Monday, July 07, 2008

an examination of your toxic vocabulary.

"modern mystery"
someone still loves you boris yeltsin
pershing
[polyvinyl]

neoteric: why do you utter such nonsense? no one uses language from "the late latin" or "the late greek." maybe they do, i'm no etymology expert, but in addition to your ostentatious use of words i can only google to understand, you also give me the origin language of the word when upon my face arrives that risen eyebrow, that crinkled forehead, that certain je-ne-sais-quoi in my yellow mouth agape, slightly tilted to the left. you've said more than once that this expression i give you so gracefully infuriates you about as much as your "advanced vocabulary" (we're not in high school anymore! you don't do or have "advanced" anything!) exhausts and disgusts me. you comparing my level of offendedness to yours almost makes me rip my hair out my scalp as much as your carefully chosen lexicon does. almost. i began with this word because honestly, i don't even remember how you used it - it was one of the early ones, back when i didn't listen to you very closely. sorry! i had other things to do! i began with this word so that i could go on my introductory rant, such as you often do before you get to any discernible point, without breaking the pattern. also, neoteric? yuck. how could i not mention such a gross fake-sounding word? i know another "-teric" word that i just learned recently: esoteric. ha! how fitting! no, that is not an exclamation point that denotes playfulness. it denotes anger. furious hell-fueled anger. let's go on, shall we?

jacitation: this one i remember so clearly i almost feel my ears burning again from when it dribbled off your sly fingertips. jibberish was all i got from you, so i took the bait - i hated this juvenile trick you always pulled. "what's wrong?" i asked half-genuinely concerned (okay okay my mind was elsewhere this time too, what are you going to do about it now?). "i've been having these odd jacitations throughout the night." i rolled my eyes as hard as i could because i knew you wouldn't notice, looked at the tiny digital clock in the corner, and realized it was only 10 o'clock. i snickered as you went moaning on about back spasms this and can't get comfortable that. i didn't respond immediately, so you followed up your pretentious faux-diagonsis with a, "got any suggestions?" and i was mentally rolling on the floor laughing my brains out. i just imagined you, whiny and self-absorbed as always, "it's 10pm and i haven't the faintest idea if i will ever experience the appropriate number of REM cycles before my 5am wheat grass shot!" i almost said it, mockingly and 100% uncaring, but i decided to delete it. instead, without saying anything, i simply pointed you to a place where you could get some sleeping pills, even though i knew you'd rather just complain and then fall asleep with the bright glare in your stoic sleeping face. then you'll be idle, then you'll be gone. ok, so no conflict with this example, but so much of my hatred for you certainly stemmed from times one of us secretly laughed at the other.

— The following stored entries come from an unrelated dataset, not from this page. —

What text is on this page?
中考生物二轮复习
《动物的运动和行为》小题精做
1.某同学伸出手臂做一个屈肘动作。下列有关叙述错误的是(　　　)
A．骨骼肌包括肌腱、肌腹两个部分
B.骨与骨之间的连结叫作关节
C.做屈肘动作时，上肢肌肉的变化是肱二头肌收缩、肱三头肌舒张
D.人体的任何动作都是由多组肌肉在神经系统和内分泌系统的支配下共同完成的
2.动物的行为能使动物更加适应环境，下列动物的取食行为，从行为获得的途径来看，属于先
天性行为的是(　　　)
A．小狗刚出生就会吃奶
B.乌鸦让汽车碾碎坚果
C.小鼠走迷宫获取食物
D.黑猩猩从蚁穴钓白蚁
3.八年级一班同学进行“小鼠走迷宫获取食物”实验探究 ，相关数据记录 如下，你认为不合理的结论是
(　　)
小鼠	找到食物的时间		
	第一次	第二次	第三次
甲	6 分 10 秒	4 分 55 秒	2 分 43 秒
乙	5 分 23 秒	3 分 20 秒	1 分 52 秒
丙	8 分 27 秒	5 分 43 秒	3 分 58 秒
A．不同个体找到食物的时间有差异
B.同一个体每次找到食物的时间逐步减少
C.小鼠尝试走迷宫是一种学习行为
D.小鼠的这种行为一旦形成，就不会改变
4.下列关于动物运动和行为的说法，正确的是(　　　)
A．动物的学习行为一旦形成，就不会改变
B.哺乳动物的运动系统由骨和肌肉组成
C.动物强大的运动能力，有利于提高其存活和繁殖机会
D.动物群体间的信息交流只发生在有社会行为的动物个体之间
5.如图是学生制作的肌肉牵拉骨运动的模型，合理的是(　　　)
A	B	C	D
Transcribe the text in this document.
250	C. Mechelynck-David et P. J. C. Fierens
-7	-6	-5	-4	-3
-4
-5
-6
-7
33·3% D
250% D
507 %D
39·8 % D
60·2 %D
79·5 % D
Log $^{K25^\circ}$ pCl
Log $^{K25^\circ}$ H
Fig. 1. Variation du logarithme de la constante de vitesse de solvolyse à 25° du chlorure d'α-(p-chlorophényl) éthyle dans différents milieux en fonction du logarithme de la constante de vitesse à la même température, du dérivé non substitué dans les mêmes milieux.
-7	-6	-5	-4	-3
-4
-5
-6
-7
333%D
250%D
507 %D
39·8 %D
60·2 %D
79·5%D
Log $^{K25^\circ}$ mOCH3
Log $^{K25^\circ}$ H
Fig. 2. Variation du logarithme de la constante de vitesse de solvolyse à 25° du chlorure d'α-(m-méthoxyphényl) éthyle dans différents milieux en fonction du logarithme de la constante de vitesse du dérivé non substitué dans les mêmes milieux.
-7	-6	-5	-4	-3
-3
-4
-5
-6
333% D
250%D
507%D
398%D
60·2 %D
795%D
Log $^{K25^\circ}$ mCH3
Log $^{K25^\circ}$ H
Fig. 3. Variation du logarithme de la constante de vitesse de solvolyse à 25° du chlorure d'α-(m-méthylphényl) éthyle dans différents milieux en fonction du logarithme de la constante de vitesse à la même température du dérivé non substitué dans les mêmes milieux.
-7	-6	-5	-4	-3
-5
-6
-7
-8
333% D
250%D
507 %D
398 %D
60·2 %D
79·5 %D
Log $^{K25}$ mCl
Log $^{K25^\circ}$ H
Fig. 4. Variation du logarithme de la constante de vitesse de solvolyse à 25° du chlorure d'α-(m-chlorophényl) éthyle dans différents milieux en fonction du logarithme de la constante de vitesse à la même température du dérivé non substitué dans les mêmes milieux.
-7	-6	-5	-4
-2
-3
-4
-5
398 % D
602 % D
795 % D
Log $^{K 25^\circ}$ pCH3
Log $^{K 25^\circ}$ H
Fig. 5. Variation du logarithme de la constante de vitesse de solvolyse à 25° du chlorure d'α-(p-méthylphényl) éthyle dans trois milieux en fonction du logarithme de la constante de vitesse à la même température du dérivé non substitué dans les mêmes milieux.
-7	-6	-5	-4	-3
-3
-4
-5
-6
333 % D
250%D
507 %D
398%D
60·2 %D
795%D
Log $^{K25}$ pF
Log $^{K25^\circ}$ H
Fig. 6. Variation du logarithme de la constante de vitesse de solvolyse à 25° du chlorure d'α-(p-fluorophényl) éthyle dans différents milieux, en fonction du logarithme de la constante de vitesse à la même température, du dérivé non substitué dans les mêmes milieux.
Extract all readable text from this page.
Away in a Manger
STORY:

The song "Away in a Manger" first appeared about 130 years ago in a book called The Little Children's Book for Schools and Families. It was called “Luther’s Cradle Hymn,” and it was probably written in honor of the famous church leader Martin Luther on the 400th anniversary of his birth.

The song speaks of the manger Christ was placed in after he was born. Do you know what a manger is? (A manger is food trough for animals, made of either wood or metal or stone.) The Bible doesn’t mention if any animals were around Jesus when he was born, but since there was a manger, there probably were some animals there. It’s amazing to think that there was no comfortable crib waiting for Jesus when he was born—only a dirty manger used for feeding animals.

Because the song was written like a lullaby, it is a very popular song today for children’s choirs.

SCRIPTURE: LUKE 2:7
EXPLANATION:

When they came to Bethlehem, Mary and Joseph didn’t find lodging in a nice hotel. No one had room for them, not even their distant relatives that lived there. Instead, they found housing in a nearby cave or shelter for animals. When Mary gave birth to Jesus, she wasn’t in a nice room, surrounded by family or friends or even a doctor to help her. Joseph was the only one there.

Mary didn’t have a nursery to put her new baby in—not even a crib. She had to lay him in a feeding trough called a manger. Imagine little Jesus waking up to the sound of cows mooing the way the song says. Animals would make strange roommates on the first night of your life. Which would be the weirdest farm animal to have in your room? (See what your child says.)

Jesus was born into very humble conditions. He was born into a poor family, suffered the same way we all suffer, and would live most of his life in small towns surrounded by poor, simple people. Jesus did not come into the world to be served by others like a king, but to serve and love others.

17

gourmand: so none of these words are particularly long, which i'm sure just makes me look like the asshole, but c'mon. a word doesn't have to have seventeen syllables for it to make you sound like you slick your hair back and wear blue shirts with white collars. "that sounds like half of my co-workers," you obliviously commented when i brought this iconic asshole image up once before. again, here we go with the laughter that incites my completely antagonistic feelings toward you. i switched topics before i could adequately ignore for a sufficient amount of time (my usual defense mechanism). "i'm making homemade mac & cheese tonight. with goat cheese. bet you're jealous." really, the only reason i brought this up was because i couldn't wait to scarf my face full of the delicious baked dish so i would be able to more capably pretend you don't exist. "ooh sounds tasty. you are quite the gourmand, aren't you?" quite the what? i mean, i can figure it out - gourmet, change it into a person by replacing a suffix, bada-bing bada-boom, you get a gluttonous snob. but no one would ever call themselves a gourmand. no no no. why would anyone say, "ah yes, my homemade mac & cheese, i will be quite the gourmand this evening!"? they wouldn't. only snobs with ascots and make believe british accents call their girlfriends a "gourmand." a blind anger hit me harder than a thousand unabridged dictionaries - it rendered me speechless. as usual. luckily, you didn't care; you just kept going on about past evidences of my gourmandness. god that sounds so close to "ginormous." only you would let slip into a dialogue of ours a word that identifies me as food crazy and sounds like you're calling me fat at the same time. the buzzer on the oven went off. it felt like i couldn't get that mac & cheese on my plate fast enough. i wanted to throw some at you. "one for me," i'd plop some on my plate, table for one. "one for you," i'd throw it at whatever i could find that would work as a representation of you. i couldn't throw it at the computer screen after all. flushing 1200 of my own dollars down the toilet just so i could see penne slide across your screen name? sounds slightly cathartic, but no thanks. and this - these words, these anecdotes, carl of hartford, connecticut, is why i am officially done with online dating.